Todos nos sofremos como o quebranto!
Você já teve um dia aparentemente normal, sem grandes problemas, sem motivo claro, e ainda assim chegou em casa completamente vazia?
Cabeça pesada. Corpo mole. Um cansaço que o sono não resolve.
Se isso já aconteceu com você, existe uma boa chance de que as benzedeiras já soubessem exatamente o que estava acontecendo. Elas chamavam isso de quebranto.
E antes que você pense que é coisa do passado — vale saber que esse é um dos assuntos mais procurados por quem começa a se interessar pelas práticas ancestrais de cuidado. Porque o quebranto não desapareceu. Só perdeu o nome.
O que é quebranto, afinal?
Na tradição das benzedeiras brasileiras, quebranto é o nome dado ao desequilíbrio energético causado pelo excesso de energia externa no campo de uma pessoa.
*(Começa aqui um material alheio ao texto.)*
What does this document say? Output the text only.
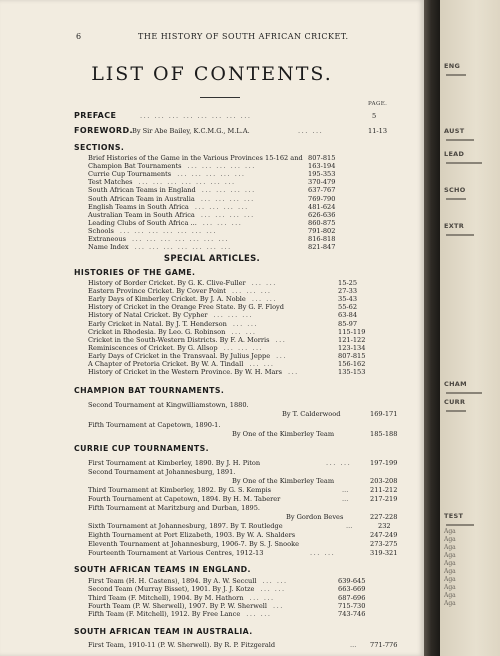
6	THE HISTORY OF SOUTH AFRICAN CRICKET.
LIST OF CONTENTS.
PAGE.
PREFACE	... ... ... ... ... ... ... ...	5
FOREWORD. By Sir Abe Bailey, K.C.M.G., M.L.A.	... ...	11-13
SECTIONS.
SPECIAL ARTICLES.
HISTORIES OF THE GAME.
CHAMPION BAT TOURNAMENTS.
Second Tournament at Kingwilliamstown, 1880.
By T. Calderwood	169-171
Fifth Tournament at Capetown, 1890-1.
By One of the Kimberley Team	185-188
CURRIE CUP TOURNAMENTS.
First Tournament at Kimberley, 1890. By J. H. Piton	... ...	197-199
Second Tournament at Johannesburg, 1891.
By One of the Kimberley Team	203-208
Third Tournament at Kimberley, 1892. By G. S. Kempis	...	211-212
Fourth Tournament at Capetown, 1894. By H. M. Taberer	...	217-219
Fifth Tournament at Maritzburg and Durban, 1895.
By Gordon Beves	227-228
Sixth Tournament at Johannesburg, 1897. By T. Routledge	...	232
Eighth Tournament at Port Elizabeth, 1903. By W. A. Shalders	247-249
Eleventh Tournament at Johannesburg, 1906-7. By S. J. Snooke	273-275
Fourteenth Tournament at Various Centres, 1912-13	... ...	319-321
SOUTH AFRICAN TEAMS IN ENGLAND.
SOUTH AFRICAN TEAM IN AUSTRALIA.
First Team, 1910-11 (P. W. Sherwell). By R. P. Fitzgerald	... 771-776
Brief Histories of the Game in the Various Provinces 15-162 and 807-815
Champion Bat Tournaments ... ... ... ... ...	163-194
Currie Cup Tournaments ... ... ... ... ...	195-353
Test Matches ... ... ... ... ... ... ...	370-479
South African Teams in England ... ... ... ...	637-767
South African Team in Australia ... ... ... ...	769-790
English Teams in South Africa ... ... ... ...	481-624
Australian Team in South Africa ... ... ... ...	626-636
Leading Clubs of South Africa ... ... ... ...	860-875
Schools ... ... ... ... ... ... ...	791-802
Extraneous ... ... ... ... ... ... ...	816-818
Name Index ... ... ... ... ... ... ...	821-847
History of Border Cricket. By G. K. Clive-Fuller ... ...	15-25
Eastern Province Cricket. By Cover Point ... ... ...	27-33
Early Days of Kimberley Cricket. By J. A. Noble ... ...	35-43
History of Cricket in the Orange Free State. By G. F. Floyd	55-62
History of Natal Cricket. By Cypher ... ... ...	63-84
Early Cricket in Natal. By J. T. Henderson ... ...	85-97
Cricket in Rhodesia. By Leo. G. Robinson ... ...	115-119
Cricket in the South-Western Districts. By F. A. Morris ...	121-122
Reminiscences of Cricket. By G. Allsop ... ... ...	123-134
Early Days of Cricket in the Transvaal. By Julius Jeppe ...	807-815
A Chapter of Pretoria Cricket. By W. A. Tindall ... ...	156-162
History of Cricket in the Western Province. By W. H. Mars ...	135-153
First Team (H. H. Castens), 1894. By A. W. Seccull ... ...	639-645
Second Team (Murray Bisset), 1901. By J. J. Kotze ... ...	663-669
Third Team (F. Mitchell), 1904. By M. Hathorn ... ...	687-696
Fourth Team (P. W. Sherwell), 1907. By P. W. Sherwell ...	715-730
Fifth Team (F. Mitchell), 1912. By Free Lance ... ...	743-746
ENG
AUST
LEAD
SCHO
EXTR
CHAM
CURR
TEST
Aga
Aga
Aga
Aga
Aga
Aga
Aga
Aga
Aga
Aga
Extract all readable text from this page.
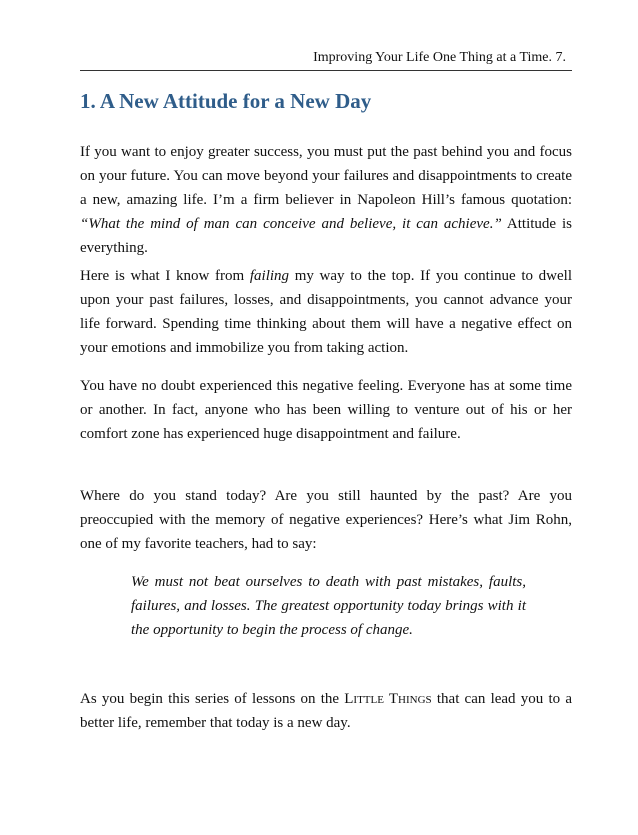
Improving Your Life One Thing at a Time. 7.
1. A New Attitude for a New Day

If you want to enjoy greater success, you must put the past behind you and focus on your future. You can move beyond your failures and disappointments to create a new, amazing life. I’m a firm believer in Napoleon Hill’s famous quotation: “What the mind of man can conceive and believe, it can achieve.” Attitude is everything.

Here is what I know from failing my way to the top. If you continue to dwell upon your past failures, losses, and disappointments, you cannot advance your life forward. Spending time thinking about them will have a negative effect on your emotions and immobilize you from taking action.

You have no doubt experienced this negative feeling. Everyone has at some time or another. In fact, anyone who has been willing to venture out of his or her comfort zone has experienced huge disappointment and failure.

Where do you stand today? Are you still haunted by the past? Are you preoccupied with the memory of negative experiences? Here’s what Jim Rohn, one of my favorite teachers, had to say:

We must not beat ourselves to death with past mistakes, faults, failures, and losses. The greatest opportunity today brings with it the opportunity to begin the process of change.

As you begin this series of lessons on the Little Things that can lead you to a better life, remember that today is a new day.
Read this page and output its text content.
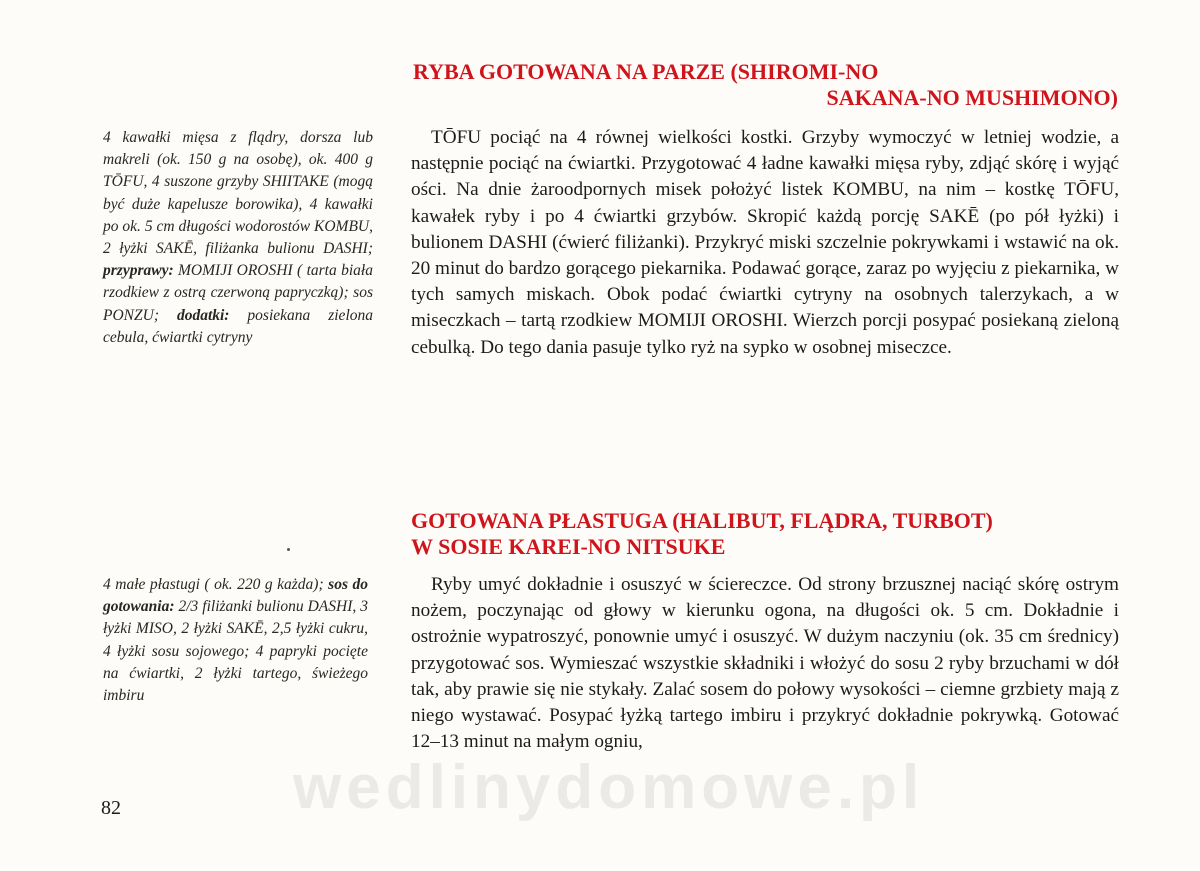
RYBA GOTOWANA NA PARZE (SHIROMI-NO
SAKANA-NO MUSHIMONO)
4 kawałki mięsa z flądry, dorsza lub makreli (ok. 150 g na osobę), ok. 400 g TŌFU, 4 suszone grzyby SHIITAKE (mogą być duże kapelusze borowika), 4 kawałki po ok. 5 cm długości wodorostów KOMBU, 2 łyżki SAKĒ, filiżanka bulionu DASHI; przyprawy: MOMIJI OROSHI ( tarta biała rzodkiew z ostrą czerwoną papryczką); sos PONZU; dodatki: posiekana zielona cebula, ćwiartki cytryny

TŌFU pociąć na 4 równej wielkości kostki. Grzyby wymoczyć w letniej wodzie, a następnie pociąć na ćwiartki. Przygotować 4 ładne kawałki mięsa ryby, zdjąć skórę i wyjąć ości. Na dnie żaroodpornych misek położyć listek KOMBU, na nim – kostkę TŌFU, kawałek ryby i po 4 ćwiartki grzybów. Skropić każdą porcję SAKĒ (po pół łyżki) i bulionem DASHI (ćwierć filiżanki). Przykryć miski szczelnie pokrywkami i wstawić na ok. 20 minut do bardzo gorącego piekarnika. Podawać gorące, zaraz po wyjęciu z piekarnika, w tych samych miskach. Obok podać ćwiartki cytryny na osobnych talerzykach, a w miseczkach – tartą rzodkiew MOMIJI OROSHI. Wierzch porcji posypać posiekaną zieloną cebulką. Do tego dania pasuje tylko ryż na sypko w osobnej miseczce.

GOTOWANA PŁASTUGA (HALIBUT, FLĄDRA, TURBOT)
W SOSIE KAREI-NO NITSUKE
4 małe płastugi ( ok. 220 g każda); sos do gotowania: 2/3 filiżanki bulionu DASHI, 3 łyżki MISO, 2 łyżki SAKĒ, 2,5 łyżki cukru, 4 łyżki sosu sojowego; 4 papryki pocięte na ćwiartki, 2 łyżki tartego, świeżego imbiru

Ryby umyć dokładnie i osuszyć w ściereczce. Od strony brzusznej naciąć skórę ostrym nożem, poczynając od głowy w kierunku ogona, na długości ok. 5 cm. Dokładnie i ostrożnie wypatroszyć, ponownie umyć i osuszyć. W dużym naczyniu (ok. 35 cm średnicy) przygotować sos. Wymieszać wszystkie składniki i włożyć do sosu 2 ryby brzuchami w dół tak, aby prawie się nie stykały. Zalać sosem do połowy wysokości – ciemne grzbiety mają z niego wystawać. Posypać łyżką tartego imbiru i przykryć dokładnie pokrywką. Gotować 12–13 minut na małym ogniu,

82	wedlinydomowe.pl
Em outras palavras: é quando você absorve mais do que deveria (de pessoas, de ambientes, de situações) e esse acúmulo começa a se manifestar no corpo e nas emoções.
Não é fraqueza. Não é imaginação. É, na verdade, uma das condições mais comuns tratadas pelas benzedeiras ao longo de séculos no Brasil.
A palavra quebranto vem de quebrar o encanto, a ideia de que algo externo quebrou o equilíbrio natural de uma pessoa. Portanto, o objetivo do tratamento é justamente restaurar esse equilíbrio.
É importante dizer que o quebranto não tem nada a ver com maldade intencional. Na maioria das vezes, quem “passa” o quebranto não faz isso de propósito. Pode ser simplesmente o olhar de admiração excessiva, a energia de um ambiente muito carregado, ou o contato prolongado com alguém que está em sofrimento.
Quebranto e mau-olhado: são a mesma coisa?
Essa é uma das perguntas mais frequentes — e a resposta é: parecidos, mas não idênticos.
O mau-olhado está diretamente ligado ao olhar de inveja ou desejo excessivo direcionado a uma pessoa. Já o quebranto é mais amplo — pode vir de qualquer forma de energia desequilibrada, não necessariamente com intenção.
Pense assim: todo mau-olhado pode causar quebranto, mas nem todo quebranto vem de mau-olhado.
Na prática das benzedeiras, os dois são tratados com rezas e benzimentos específicos — que variam conforme a linhagem e a tradição de cada região do Brasil.
Se quiser entender melhor o mau-olhado, temos um artigo completo sobre ele aqui:
👉 Leia: Mau-Olhado: o que é, como identificar e como as benzedeiras tratam
Como identificar se você está com quebranto
Ao longo de gerações, as benzedeiras foram observando e catalogando os sinais do quebranto no corpo e no comportamento. Por isso, existe uma lista bastante consistente de sintomas que se repetem.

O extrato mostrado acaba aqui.